An elevated, wide-angle view of Buttermere in the English Lake District under a dramatic, cloudy sky. In the centre, the long, dark blue lake stretches horizontally along the valley. To the left, the steep, rugged slopes of High Stile rise sharply, featuring patches of brown bracken, green grass, and rocky outcrops. A small cluster of white buildings and a dense grove of trees sit nestled on the lakeshore below. The foreground consists of a grassy, golden-brown hillside sloping down toward the water, with a few tall, thin pine trees on the far left. In the distance, the valley opens up toward rolling blue-grey hills under a soft light breaking through the heavy grey and white clouds.

The Maid of Buttermere

Back home now, back on my own patch, yet the pull of the Lakes refuses to loosen its grip. I cannot leave without telling the tale of the Maid of Buttermere, a story that has clung to the valley like the morning mist on the fells. It is an eighteenth-century mix of beauty, trickery, and ruin, played out against some of the wildest scenery in England.

Mary Robinson stepped into the public eye in 1792, thanks to Joseph Budsworth and his book, “A Fortnight’s Ramble to the Lakes”. Budsworth called her “Sally of Buttermere” and described her as the fifteen-year-old daughter of the local innkeeper. He lingered on her looks with the enthusiasm of a man who had clearly forgotten the hills for a moment, praising her “lips as red as vermillion” and her thick dark brown hair, crowning her the “reigning lily of the valley”. The effect was predictable. The quiet valley gained a beauty, and the beauty gained attention.

Attention, like bad weather, brings trouble with it. In July 1802 a stranger arrived in Keswick, calling himself Alexander Augustus Hope, brother to the Earl of Hopetoun. In reality he was John Hatfield, a practiced fraudster with unpaid debts trailing behind him like tin cans tied to a cart. Under his borrowed title and polished manners, he courted Mary and married her at Lorton Church on 2nd October 1802.

The marriage was a sham built on sand. Hatfield was not who he claimed to be, and he was already married, with a wife and two children living quietly in Tiverton. The truth surfaced when news of the wedding appeared in a Scottish newspaper and reached the eyes of his creditors.
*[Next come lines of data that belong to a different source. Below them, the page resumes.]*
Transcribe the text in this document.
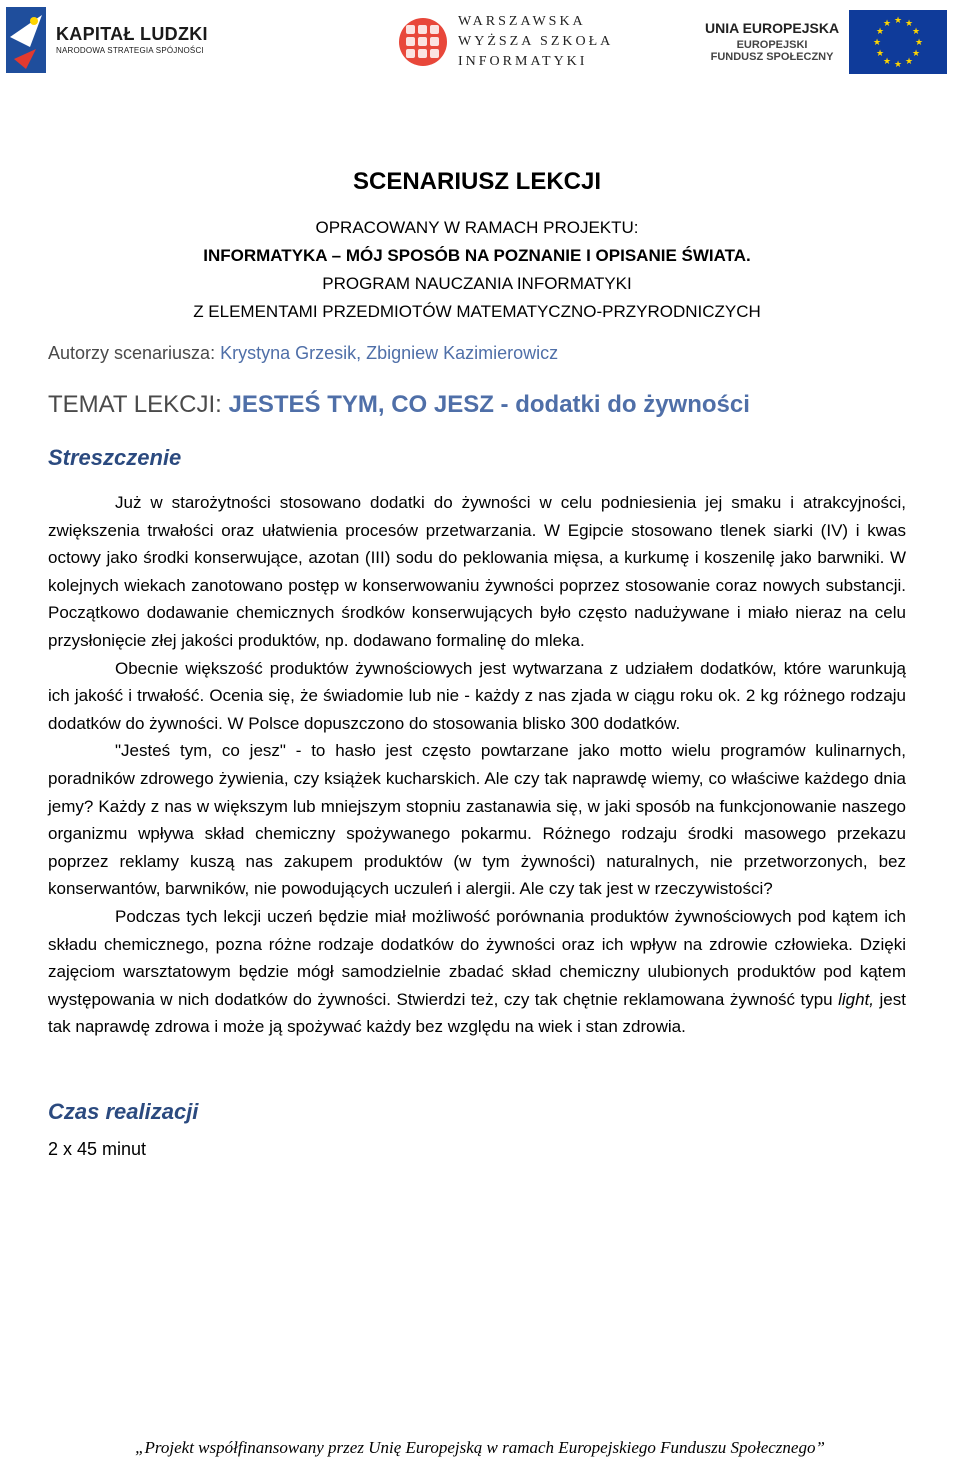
KAPITAŁ LUDZKI
NARODOWA STRATEGIA SPÓJNOŚCI
WARSZAWSKA
WYŻSZA SZKOŁA
INFORMATYKI
UNIA EUROPEJSKA
EUROPEJSKI
FUNDUSZ SPOŁECZNY
★ ★
★
★
★
★
★
★
★
★
★
★
SCENARIUSZ LEKCJI
OPRACOWANY W RAMACH PROJEKTU:
INFORMATYKA – MÓJ SPOSÓB NA POZNANIE I OPISANIE ŚWIATA.
PROGRAM NAUCZANIA INFORMATYKI
Z ELEMENTAMI PRZEDMIOTÓW MATEMATYCZNO-PRZYRODNICZYCH
Autorzy scenariusza: Krystyna Grzesik, Zbigniew Kazimierowicz
TEMAT LEKCJI: JESTEŚ TYM, CO JESZ - dodatki do żywności
Streszczenie

Już w starożytności stosowano dodatki do żywności w celu podniesienia jej smaku i atrakcyjności, zwiększenia trwałości oraz ułatwienia procesów przetwarzania. W Egipcie stosowano tlenek siarki (IV) i kwas octowy jako środki konserwujące, azotan (III) sodu do peklowania mięsa, a kurkumę i koszenilę jako barwniki. W kolejnych wiekach zanotowano postęp w konserwowaniu żywności poprzez stosowanie coraz nowych substancji. Początkowo dodawanie chemicznych środków konserwujących było często nadużywane i miało nieraz na celu przysłonięcie złej jakości produktów, np. dodawano formalinę do mleka.

Obecnie większość produktów żywnościowych jest wytwarzana z udziałem dodatków, które warunkują ich jakość i trwałość. Ocenia się, że świadomie lub nie - każdy z nas zjada w ciągu roku ok. 2 kg różnego rodzaju dodatków do żywności. W Polsce dopuszczono do stosowania blisko 300 dodatków.

"Jesteś tym, co jesz" - to hasło jest często powtarzane jako motto wielu programów kulinarnych, poradników zdrowego żywienia, czy książek kucharskich. Ale czy tak naprawdę wiemy, co właściwe każdego dnia jemy? Każdy z nas w większym lub mniejszym stopniu zastanawia się, w jaki sposób na funkcjonowanie naszego organizmu wpływa skład chemiczny spożywanego pokarmu. Różnego rodzaju środki masowego przekazu poprzez reklamy kuszą nas zakupem produktów (w tym żywności) naturalnych, nie przetworzonych, bez konserwantów, barwników, nie powodujących uczuleń i alergii. Ale czy tak jest w rzeczywistości?

Podczas tych lekcji uczeń będzie miał możliwość porównania produktów żywnościowych pod kątem ich składu chemicznego, pozna różne rodzaje dodatków do żywności oraz ich wpływ na zdrowie człowieka. Dzięki zajęciom warsztatowym będzie mógł samodzielnie zbadać skład chemiczny ulubionych produktów pod kątem występowania w nich dodatków do żywności. Stwierdzi też, czy tak chętnie reklamowana żywność typu light, jest tak naprawdę zdrowa i może ją spożywać każdy bez względu na wiek i stan zdrowia.

Czas realizacji
2 x 45 minut
„Projekt współfinansowany przez Unię Europejską w ramach Europejskiego Funduszu Społecznego”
The net closed quickly. Hatfield was arrested, tried at Carlisle for forgery, and sentenced to death. Public sympathy flowed, but it changed nothing. He was hanged at the Sands in Carlisle on 3rd September 1803.

Reports of the execution dwell on his composure. He corrected the rope himself when the hangman proved “awkward” and spoke his final line with theatrical calm. “My spirit is strong, though my body is weak”. Mary, meanwhile, was pregnant with his child, left to face the fallout alone.

The press and the poets made full use of the drama. Later novels embroidered the story with tears at the scaffold and sudden deaths among the clergy. Wordsworth and others added their weight, fixing the “Beauty of Buttermere” firmly in the national imagination. The tale grew, as tales do, until it almost outshone the truth.

Life, however, carried on. In 1808 Mary married again, this time to Richard Harrison, a farmer from Caldbeck. They settled at Todcrofts farm, raised seven children, and by all accounts lived contentedly. She died in 1837 at the age of 59, having outlasted the scandal that once threatened to define her.

At the Buttermere Court Hotel, once the Fish Inn, a plaque still marks the inn where the Maid of Buttermere lived. It stands as a neat full stop to a noisy story.

Mary Robinson may be thought of as a wild daffodil, almost flattened by a sharp Spring storm blown in from distant places, yet never destroyed. When the skies cleared, she bounced back, settled into familiar ground, and lived out her life quietly where she had always belonged.

Source:

Ramshaw, David. The English Lakes: Tales from History, Legend and Folklore. Page 56-8. P3 Publications. 1996.